You will also encounter the third-party github.com/hashicorp/go-multierr package in legacy codebases. It predates Go 1.20 and provides multierr.Append and multierr.Combine. The behavior is nearly identical to errors.Join, but it requires an external dependency. New projects should stick to the standard library. Existing projects can migrate by replacing multierr.Combine(errs...) with errors.Join(errs...). The standard library version is faster because it avoids reflection and uses a simpler internal representation. The migration is usually a find-and-replace operation followed by a go mod tidy.

When to use what

Use errors.Join when you need to return multiple independent failures from a single function call. Use fmt.Errorf("...: %w", err) when you want to add contextual information to a single underlying error.
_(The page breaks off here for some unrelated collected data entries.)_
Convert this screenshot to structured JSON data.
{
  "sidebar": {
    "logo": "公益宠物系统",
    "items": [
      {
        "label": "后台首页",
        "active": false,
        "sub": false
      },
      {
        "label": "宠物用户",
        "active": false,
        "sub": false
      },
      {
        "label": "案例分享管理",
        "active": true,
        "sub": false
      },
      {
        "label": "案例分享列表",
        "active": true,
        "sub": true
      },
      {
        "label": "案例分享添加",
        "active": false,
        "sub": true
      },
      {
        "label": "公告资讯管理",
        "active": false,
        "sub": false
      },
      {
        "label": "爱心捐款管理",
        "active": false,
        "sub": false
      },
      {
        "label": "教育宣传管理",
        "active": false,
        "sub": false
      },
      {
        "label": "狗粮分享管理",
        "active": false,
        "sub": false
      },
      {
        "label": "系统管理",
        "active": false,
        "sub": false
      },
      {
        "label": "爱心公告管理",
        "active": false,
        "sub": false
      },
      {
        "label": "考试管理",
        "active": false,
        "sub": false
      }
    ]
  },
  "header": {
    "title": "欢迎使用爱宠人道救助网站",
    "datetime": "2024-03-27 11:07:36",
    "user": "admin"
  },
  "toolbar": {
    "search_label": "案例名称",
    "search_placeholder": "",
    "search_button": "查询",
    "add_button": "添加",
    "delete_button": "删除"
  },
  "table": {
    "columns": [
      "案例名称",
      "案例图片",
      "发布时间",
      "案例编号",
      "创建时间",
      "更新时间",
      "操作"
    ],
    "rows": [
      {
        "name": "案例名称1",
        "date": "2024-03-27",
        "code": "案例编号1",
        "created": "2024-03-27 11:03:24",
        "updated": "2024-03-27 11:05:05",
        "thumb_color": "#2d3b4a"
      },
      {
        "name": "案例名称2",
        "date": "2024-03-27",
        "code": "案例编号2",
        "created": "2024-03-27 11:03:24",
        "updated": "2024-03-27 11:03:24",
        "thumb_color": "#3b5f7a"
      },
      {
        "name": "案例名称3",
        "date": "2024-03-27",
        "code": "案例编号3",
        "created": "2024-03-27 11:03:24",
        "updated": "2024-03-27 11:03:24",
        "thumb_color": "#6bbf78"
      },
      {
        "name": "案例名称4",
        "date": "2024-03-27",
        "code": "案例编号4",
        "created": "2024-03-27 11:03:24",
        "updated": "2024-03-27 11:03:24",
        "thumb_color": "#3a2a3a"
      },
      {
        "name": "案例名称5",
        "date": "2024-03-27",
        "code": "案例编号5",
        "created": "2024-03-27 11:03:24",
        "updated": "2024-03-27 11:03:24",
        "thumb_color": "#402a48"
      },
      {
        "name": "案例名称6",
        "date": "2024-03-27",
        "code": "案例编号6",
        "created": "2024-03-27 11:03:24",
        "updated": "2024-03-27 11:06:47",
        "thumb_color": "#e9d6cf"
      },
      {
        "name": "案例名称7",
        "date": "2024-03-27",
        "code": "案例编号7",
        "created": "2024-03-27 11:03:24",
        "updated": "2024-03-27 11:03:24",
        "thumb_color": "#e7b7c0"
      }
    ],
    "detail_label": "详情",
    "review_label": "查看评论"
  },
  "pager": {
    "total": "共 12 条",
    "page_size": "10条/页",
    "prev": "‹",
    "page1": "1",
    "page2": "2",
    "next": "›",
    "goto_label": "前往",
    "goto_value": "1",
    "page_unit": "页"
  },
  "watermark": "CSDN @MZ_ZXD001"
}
Use errors.Is and errors.As when you need to check for specific error values or types inside a joined chain. Use a plain nil return when the operation succeeded completely. Use a third-party multi-error library only when you are maintaining a codebase that predates Go 1.20 and cannot upgrade the toolchain.

Convention and design

Go error handling favors explicitness over cleverness. The community accepts the verbosity of if err != nil because it makes failure paths impossible to ignore. When you join errors, you are not hiding failures. You are batching them so the caller can decide how to report them. The convention is to join at the boundary where multiple independent operations happen, then unwrap or inspect at the boundary where the user sees the output. Keep the joining close to the source. Keep the inspection close to the handler. Do not join errors deep inside a single logical operation. Join them when distinct subsystems report back.

Errors are data. Join them when they belong together. Inspect them when you need to act.